Tax authorities still divided over feasibility of 2012-13 targets

Chairman says no need to revise tax collection target, other officials disagree.


Our Correspondent August 06, 2012

ISLAMABAD: Despite deep reservations expressed by senior tax officials, Federal Board of Revenue (FBR) Chairman Ali Arshad Hakeem has on Monday declared the Rs2.381 trillion tax target for fiscal 2012-13 “achievable”, indicating policy differences within the tax machinery.

While talking to the media on the sidelines of a Public Accounts Committee meeting, Hakeem said there was no need to revise the Rs2.381 trillion tax target, as he considers it achievable. He said the existing difference between tax collection and true potential was an opportunity for the FBR to increase compliance and collection.

According to a World Bank report, the tax gap in Pakistan is 79% of the total collection at any given time, and 70% of the gap was due to tax evasion in the corporate sector.

Effective tax automation, and supporting and strengthening the corporate sector are the two main priorities set out by Hakeem. He supports the policy of extending amnesty schemes, while arguing that advanced countries, too, offer such incentives to taxpayers. He also ruled out the possibility of dividing the collection target for sales tax on services between the FBR, the Sindh Revenue Board and the Punjab Revenue Authority.

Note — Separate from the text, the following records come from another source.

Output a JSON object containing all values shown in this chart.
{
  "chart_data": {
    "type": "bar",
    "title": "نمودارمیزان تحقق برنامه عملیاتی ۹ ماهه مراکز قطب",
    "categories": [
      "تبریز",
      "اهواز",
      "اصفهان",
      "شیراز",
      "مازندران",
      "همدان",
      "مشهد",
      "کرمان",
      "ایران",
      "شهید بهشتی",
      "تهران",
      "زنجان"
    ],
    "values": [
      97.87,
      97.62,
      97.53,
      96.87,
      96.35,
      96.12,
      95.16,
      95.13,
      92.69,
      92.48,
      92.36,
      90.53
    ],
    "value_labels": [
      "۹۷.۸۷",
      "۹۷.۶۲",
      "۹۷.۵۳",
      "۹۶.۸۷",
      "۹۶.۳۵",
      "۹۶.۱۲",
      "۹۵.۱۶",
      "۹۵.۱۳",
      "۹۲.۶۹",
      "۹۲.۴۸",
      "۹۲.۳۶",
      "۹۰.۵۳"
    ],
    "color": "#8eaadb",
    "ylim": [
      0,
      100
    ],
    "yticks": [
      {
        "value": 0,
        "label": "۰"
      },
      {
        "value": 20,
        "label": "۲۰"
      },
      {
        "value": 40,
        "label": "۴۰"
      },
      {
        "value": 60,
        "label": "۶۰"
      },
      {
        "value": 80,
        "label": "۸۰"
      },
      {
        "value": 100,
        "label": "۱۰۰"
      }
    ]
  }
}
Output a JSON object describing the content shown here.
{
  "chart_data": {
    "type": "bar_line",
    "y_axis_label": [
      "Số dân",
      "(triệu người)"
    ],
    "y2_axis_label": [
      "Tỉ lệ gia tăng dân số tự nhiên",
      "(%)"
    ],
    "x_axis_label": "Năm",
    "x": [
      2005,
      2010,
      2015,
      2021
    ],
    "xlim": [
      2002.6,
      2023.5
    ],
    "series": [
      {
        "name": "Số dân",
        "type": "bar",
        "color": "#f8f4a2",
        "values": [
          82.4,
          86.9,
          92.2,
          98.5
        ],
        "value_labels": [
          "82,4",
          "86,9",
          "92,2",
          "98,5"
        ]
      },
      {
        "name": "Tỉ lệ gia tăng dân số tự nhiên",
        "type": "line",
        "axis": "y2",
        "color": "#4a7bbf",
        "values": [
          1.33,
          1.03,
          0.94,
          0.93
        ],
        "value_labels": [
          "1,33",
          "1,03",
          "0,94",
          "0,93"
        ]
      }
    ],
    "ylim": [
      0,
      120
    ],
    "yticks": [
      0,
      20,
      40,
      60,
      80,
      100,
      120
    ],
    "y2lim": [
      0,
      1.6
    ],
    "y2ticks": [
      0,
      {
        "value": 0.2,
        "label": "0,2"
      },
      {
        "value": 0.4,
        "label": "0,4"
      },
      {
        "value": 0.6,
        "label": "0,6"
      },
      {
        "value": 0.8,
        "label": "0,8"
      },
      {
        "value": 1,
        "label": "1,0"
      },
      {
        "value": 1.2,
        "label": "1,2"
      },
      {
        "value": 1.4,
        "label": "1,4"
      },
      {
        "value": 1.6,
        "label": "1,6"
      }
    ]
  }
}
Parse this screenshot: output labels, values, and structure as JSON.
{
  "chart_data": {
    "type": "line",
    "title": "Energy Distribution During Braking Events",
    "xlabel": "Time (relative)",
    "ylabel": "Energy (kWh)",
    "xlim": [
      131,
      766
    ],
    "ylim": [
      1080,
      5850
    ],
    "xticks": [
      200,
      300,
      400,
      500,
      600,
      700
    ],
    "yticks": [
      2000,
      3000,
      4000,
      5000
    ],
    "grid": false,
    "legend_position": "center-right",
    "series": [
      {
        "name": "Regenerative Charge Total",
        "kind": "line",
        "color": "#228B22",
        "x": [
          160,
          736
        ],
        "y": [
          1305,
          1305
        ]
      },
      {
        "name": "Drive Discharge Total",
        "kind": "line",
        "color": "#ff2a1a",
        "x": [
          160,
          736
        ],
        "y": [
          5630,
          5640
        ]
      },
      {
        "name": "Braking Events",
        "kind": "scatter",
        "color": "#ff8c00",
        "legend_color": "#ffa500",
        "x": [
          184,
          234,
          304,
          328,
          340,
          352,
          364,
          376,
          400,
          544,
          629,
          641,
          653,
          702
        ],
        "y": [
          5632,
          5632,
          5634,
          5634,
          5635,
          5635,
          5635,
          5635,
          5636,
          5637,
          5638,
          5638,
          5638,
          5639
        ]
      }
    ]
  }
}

Contrary to the chairman’s stance, FBR line members have not only been seeking revision of the target, but have also recommended that the sales tax on services target be separated from the sales tax on goods target. The country’s two most populous provinces – Sindh and Punjab – have established their own authorities to collect tax on services, but the finance ministry still conflates their individual targets with targets set for the FBR, in order to artificially inflate actual collection.

Since July 1, the first day of the new fiscal year, senior tax officials have advocated lowering the tax target; arguing that it has been “imposed” by the finance ministry and is beyond the administrative capacities of the FBR.

Differences of opinion within the FBR may result in half-hearted attempts at achieving targets; this may be observed in the unofficial collection results for July. Officials informed us that the authority collected only Rs112 billion in taxes in the first month of the new fiscal year; almost the same as in July last year, when it collected Rs112.4 billion.

Even last year, when Mumtaz Haider Rizvi headed the FBR, the authority’s members used to call the Rs1.952 trillion target set for 2011-12 unrealistic; contrary to the chairman’s repeated claims that it was achievable.

Eventually, the FBR missed the target by a whopping Rs75 billion, according to unofficial figures. Hakeem, who replaced Rizvi as FBR chairman, later claimed that last year’s collection figures could not be released officially “due to a strike observed by the Accountant General of Pakistan Revenue employees.”

Corruption

To a question about increasing corruption in the FBR, Hakeem said he was not aware of any such thing and had made all transfers and postings on merit.

When asked whether the FBR would surrender powers that authorise it to issue statutory regulatory orders (SROs) – which some say have become a source of corruption – the chairman enigmatically replied that “all powers should be located where there is an element of accountability.”

In the much-trumpeted Reformed General Sales Tax (RGST) Bill, the International Monetary Fund had suggested withdrawing FBR’s SRO powers and transferring the same to the parliament. Insiders say that the FBR is not enthusiastic about the idea, and that one of the main reasons behind the parliament’s inability to approve the RGST Bill is the FBR’s opposition to the withdrawing of its power to issue SROs.

Published in The Express Tribune, August 7th, 2012.